Many years ago whilst working in a drawing office I found that my boss was slightly taller than me standing exactly 6’3” [1.905] and I was one eighth shorter than him [I’m talking imperial measure for that is what we used at that time]. To prove this we stood back to back and a ruler was placed across our heads. It sloped downwards just marginally in my direction which proved he was a tad taller. It’s good that I was not affected by this or else I would have a major mental issue over that discovery! A modern sociologist could argue my life was blighted by such a revelation. Just one-eighth or about 3mm made the difference. I came up short. No amount of stretching would increase my height; it was 1.902 and his 1.905 metres. Perhaps if I had been put on a medieval rack it might have made a difference!
My grandfather was 6’2.5” [1,882] and the smallest in his family of seven boys. The tallest was 6’7.” I clearly follow Grandad. I have twin grandsons who are both six feet at just 16, and might exceed me in stature – we shall see. They clearly follow me as I followed Grandad. I have one son who is six feet, and my other grandsons have not fully grown. However, research has concluded that mankind is shrinking. I have just read an article that explains we are getting smaller and that includes our brains. Cambridge University experts believe mankind is now past its peak, and that modern-day people are ten percent smaller and shorter than their hunter-gatherer ancestors who also had larger brains. This concept now reverses perceived wisdom that we are taller and larger.
This change has occurred over the last 10,000 years and is due, say scientists, to agriculture with restricted diets and urbanisation compromising health and leading to the spread of disease. Fossils found in Israeli caves dating back 120,000 to 200,000 years reveal a people who were tall and muscular and this continued until relatively recent times. An average person 10,000 years ago weighed between 12st 8lb and 13st 6lb – today the average is 11st and 12st 8lb. They say this change started about 9,000 years ago for, whilst farming would have made more food available, it was restricted in its vitamins. In China for instance the early farmers relied on cereals such as buckwheat, rice and maize, all of which lack niacin, a B vitamin vital for growth.
The brains of those men who lived 20,000 years ago measured 1,500 cubic centimetres but now they measure 1,350 cubic centimetres a decrease the size of a tennis ball; female brains have decreased proportionately. This has not made us less intelligent, but helped to use our resources better. However current levels of intelligence can never be measured against past levels; they could have been less intelligent but may have been wiser, and had a better God consciousness.
This leads me to say “Which of you by worrying can add one cubit to his stature? [Matt 6:27]. You can’t, so stop worrying, and it further says in context “Therefore I say to you, do not worry about your life, what you will eat or what you will drink; nor about your body, what you will put on. Is not life more than food and the body more than clothing.” [Matt 6:25-26]. People fret about time-restricted things, but unfortunately not about eternal things.
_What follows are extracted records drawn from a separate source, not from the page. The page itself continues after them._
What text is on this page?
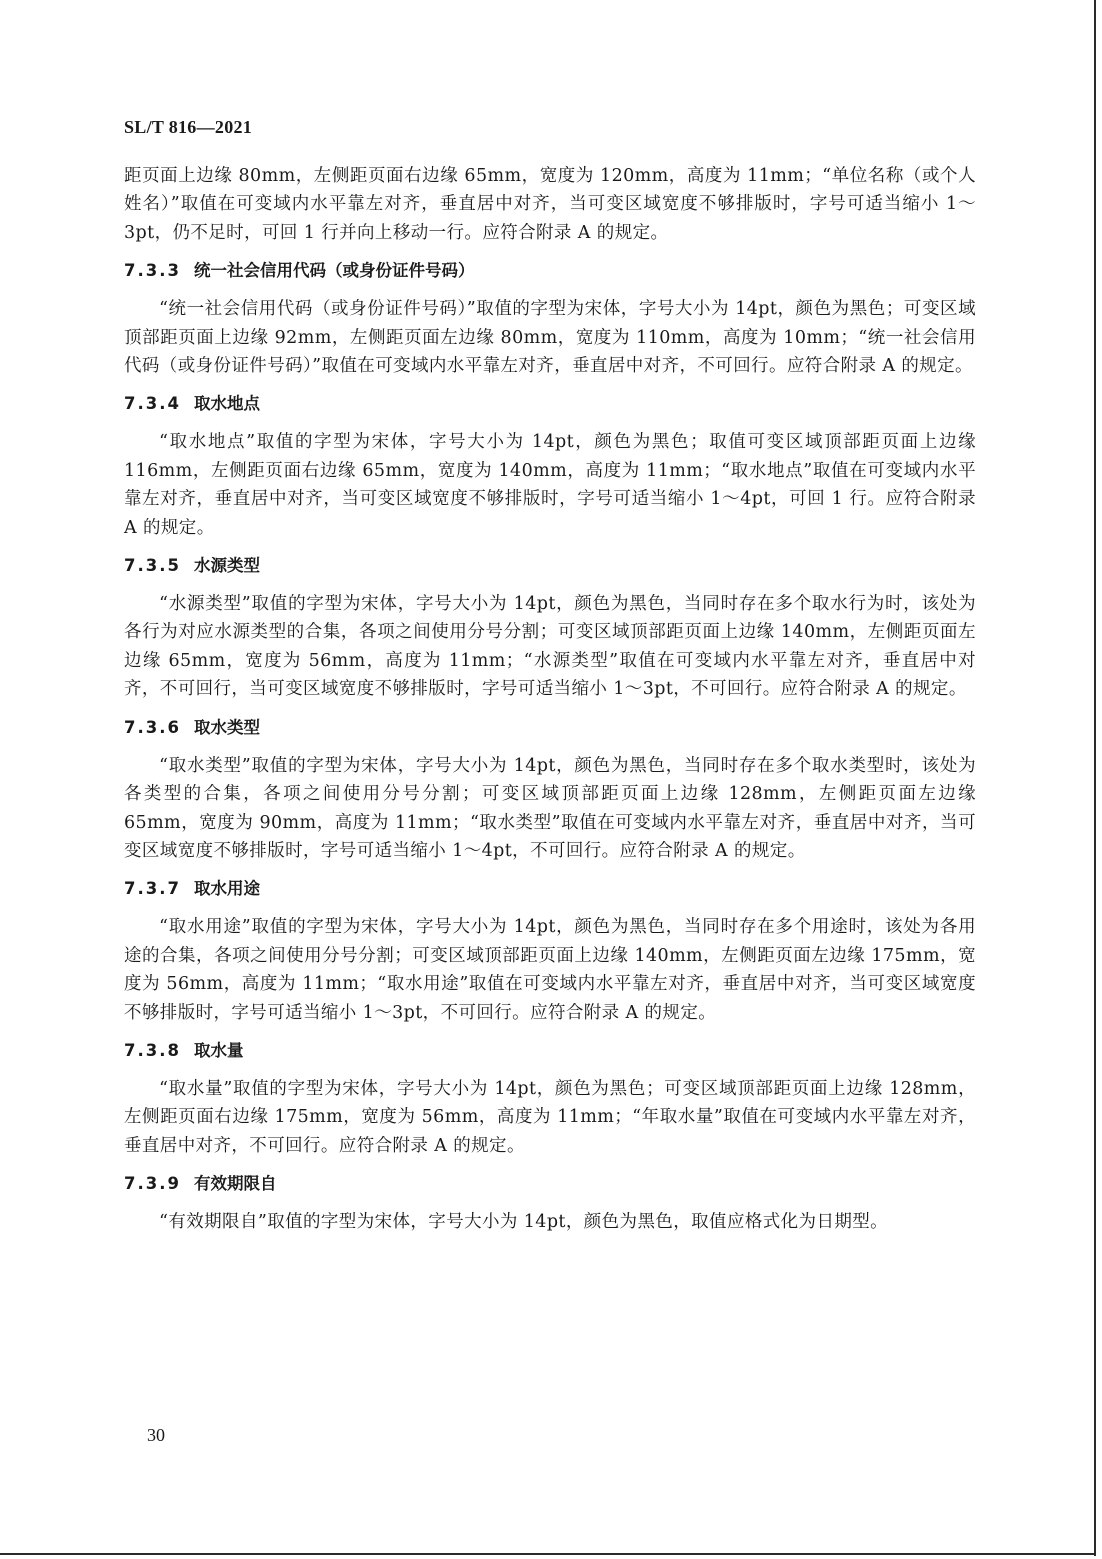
SL/T 816—2021

距页面上边缘 80mm，左侧距页面右边缘 65mm，宽度为 120mm，高度为 11mm；“单位名称（或个人姓名）”取值在可变域内水平靠左对齐，垂直居中对齐，当可变区域宽度不够排版时，字号可适当缩小 1～3pt，仍不足时，可回 1 行并向上移动一行。应符合附录 A 的规定。

7.3.3 统一社会信用代码（或身份证件号码）

“统一社会信用代码（或身份证件号码）”取值的字型为宋体，字号大小为 14pt，颜色为黑色；可变区域顶部距页面上边缘 92mm，左侧距页面左边缘 80mm，宽度为 110mm，高度为 10mm；“统一社会信用代码（或身份证件号码）”取值在可变域内水平靠左对齐，垂直居中对齐，不可回行。应符合附录 A 的规定。

7.3.4 取水地点

“取水地点”取值的字型为宋体，字号大小为 14pt，颜色为黑色；取值可变区域顶部距页面上边缘 116mm，左侧距页面右边缘 65mm，宽度为 140mm，高度为 11mm；“取水地点”取值在可变域内水平靠左对齐，垂直居中对齐，当可变区域宽度不够排版时，字号可适当缩小 1～4pt，可回 1 行。应符合附录 A 的规定。

7.3.5 水源类型

“水源类型”取值的字型为宋体，字号大小为 14pt，颜色为黑色，当同时存在多个取水行为时，该处为各行为对应水源类型的合集，各项之间使用分号分割；可变区域顶部距页面上边缘 140mm，左侧距页面左边缘 65mm，宽度为 56mm，高度为 11mm；“水源类型”取值在可变域内水平靠左对齐，垂直居中对齐，不可回行，当可变区域宽度不够排版时，字号可适当缩小 1～3pt，不可回行。应符合附录 A 的规定。

7.3.6 取水类型

“取水类型”取值的字型为宋体，字号大小为 14pt，颜色为黑色，当同时存在多个取水类型时，该处为各类型的合集，各项之间使用分号分割；可变区域顶部距页面上边缘 128mm，左侧距页面左边缘 65mm，宽度为 90mm，高度为 11mm；“取水类型”取值在可变域内水平靠左对齐，垂直居中对齐，当可变区域宽度不够排版时，字号可适当缩小 1～4pt，不可回行。应符合附录 A 的规定。

7.3.7 取水用途

“取水用途”取值的字型为宋体，字号大小为 14pt，颜色为黑色，当同时存在多个用途时，该处为各用途的合集，各项之间使用分号分割；可变区域顶部距页面上边缘 140mm，左侧距页面左边缘 175mm，宽度为 56mm，高度为 11mm；“取水用途”取值在可变域内水平靠左对齐，垂直居中对齐，当可变区域宽度不够排版时，字号可适当缩小 1～3pt，不可回行。应符合附录 A 的规定。

7.3.8 取水量

“取水量”取值的字型为宋体，字号大小为 14pt，颜色为黑色；可变区域顶部距页面上边缘 128mm，左侧距页面右边缘 175mm，宽度为 56mm，高度为 11mm；“年取水量”取值在可变域内水平靠左对齐，垂直居中对齐，不可回行。应符合附录 A 的规定。

7.3.9 有效期限自

“有效期限自”取值的字型为宋体，字号大小为 14pt，颜色为黑色，取值应格式化为日期型。

30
People have over the generations struggled with who they are, endeavouring to change their shape and size, and clothe their frame with garments that enhance their figures and accentuate their beauty. This vain stab at personal glamour and glory tends to consume their time and money inordinately as they fritter life away on non-essentials. I am sure hunter-gatherers were not interested in fashion parades; perhaps they were too intelligent for that!
We may be smaller today than in previous generations, but let us not forget it’s how big we are inside that counts. Let the Bible speak: “Till we all come to the unity of the faith and of the knowledge of the Son of God, to a perfect man, to the measure of the stature of the fullness of Christ;” [Eph 4:13]. He fills eternity, he can fill you. You can be like a Tardis, bigger inside than outside.